Hacker News new | ask | show | jobs
by propa 2762 days ago
Your calculation (`400K * 8 bytes = ~3 MB`) is way off. What would be the point of storing only the size? You need to map it back to the file.

60MB gives you about 150 bytes for file path or file name and its size, which sounds plausible.

2 comments

Maybe you shouldn't store the file path but just the name, and a parent pointer. That brings you down to 8 bytes size + Parent pointer + a short string. Regarding the string you can go for offsets into a string pool (memory chunk containing zero terminated strings).

So I think 50 bytes per file is easy to accomplish if (name/parent/path) + size is all you want to cache. For speed-up, I would add another 4 or 8 bytes index to map each directory to its first child.

I can think of at least 3 possible algorithms to use much much less memory even with a static snapshot of the complete subtree. And all of them are broken because the filesystem is supposed to stay online and change. It's realistically useful to scan an external disk to find the largest file etc., but not accurate on a live server, a desktop with several ongoing downloads, video multiplexing etc.
Earlier in the thread you suggested that it's hard to justify ncdu using 60MB while it takes only 3.5MB to store 400K * 8 bytes numbers. The number you came up with is just silly and overlooks actual complexity of the problem.

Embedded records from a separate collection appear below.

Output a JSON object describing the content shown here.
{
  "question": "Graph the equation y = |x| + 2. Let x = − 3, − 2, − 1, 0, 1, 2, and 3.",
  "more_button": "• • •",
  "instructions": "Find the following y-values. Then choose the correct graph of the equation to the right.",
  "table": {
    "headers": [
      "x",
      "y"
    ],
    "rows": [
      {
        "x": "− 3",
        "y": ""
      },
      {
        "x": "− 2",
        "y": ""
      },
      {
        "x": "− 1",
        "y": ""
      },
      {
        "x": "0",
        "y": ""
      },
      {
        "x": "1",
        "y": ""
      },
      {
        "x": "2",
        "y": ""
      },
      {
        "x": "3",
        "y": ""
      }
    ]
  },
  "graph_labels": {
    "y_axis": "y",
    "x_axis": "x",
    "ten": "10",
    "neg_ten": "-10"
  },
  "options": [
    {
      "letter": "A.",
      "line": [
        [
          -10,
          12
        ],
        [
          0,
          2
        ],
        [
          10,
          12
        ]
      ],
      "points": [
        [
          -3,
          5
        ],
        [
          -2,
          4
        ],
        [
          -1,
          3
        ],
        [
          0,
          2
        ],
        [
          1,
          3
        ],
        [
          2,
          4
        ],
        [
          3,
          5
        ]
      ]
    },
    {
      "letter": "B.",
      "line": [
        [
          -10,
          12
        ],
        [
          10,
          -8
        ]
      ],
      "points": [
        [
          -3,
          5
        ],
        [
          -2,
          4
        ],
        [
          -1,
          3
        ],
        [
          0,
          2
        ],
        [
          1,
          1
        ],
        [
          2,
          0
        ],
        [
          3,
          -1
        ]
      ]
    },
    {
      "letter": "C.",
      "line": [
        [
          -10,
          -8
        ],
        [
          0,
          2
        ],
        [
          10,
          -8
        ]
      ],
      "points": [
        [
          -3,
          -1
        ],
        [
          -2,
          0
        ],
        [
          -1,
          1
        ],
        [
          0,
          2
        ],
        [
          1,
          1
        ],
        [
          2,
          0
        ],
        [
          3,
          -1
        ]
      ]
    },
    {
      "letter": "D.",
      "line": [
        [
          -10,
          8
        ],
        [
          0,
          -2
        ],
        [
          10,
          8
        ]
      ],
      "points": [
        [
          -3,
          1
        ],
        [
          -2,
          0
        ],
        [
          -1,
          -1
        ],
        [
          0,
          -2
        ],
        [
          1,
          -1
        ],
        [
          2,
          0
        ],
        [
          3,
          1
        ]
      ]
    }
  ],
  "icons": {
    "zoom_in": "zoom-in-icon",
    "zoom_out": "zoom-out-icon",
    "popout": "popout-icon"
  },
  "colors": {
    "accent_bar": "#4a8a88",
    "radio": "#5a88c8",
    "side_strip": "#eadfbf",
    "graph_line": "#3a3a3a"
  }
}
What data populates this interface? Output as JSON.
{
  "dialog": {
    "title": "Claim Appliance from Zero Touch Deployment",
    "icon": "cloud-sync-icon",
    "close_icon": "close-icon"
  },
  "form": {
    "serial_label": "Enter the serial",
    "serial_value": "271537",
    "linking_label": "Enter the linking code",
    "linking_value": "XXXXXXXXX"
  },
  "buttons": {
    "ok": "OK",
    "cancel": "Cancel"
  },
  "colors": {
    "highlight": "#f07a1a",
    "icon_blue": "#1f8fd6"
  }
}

Given that you are making an implicit judgement about the other program, don't be sloppy with your estimates.

> don't be sloppy with your estimates

I'm not. You can, and I'm sure eventually you will arrive very close to the approximation.

I'd been a big time fan of `ncdu` for years and even wrote in an e-journal about it once. Maybe that's why the sharp adjectives became more difficult to digest. Anyway, good luck!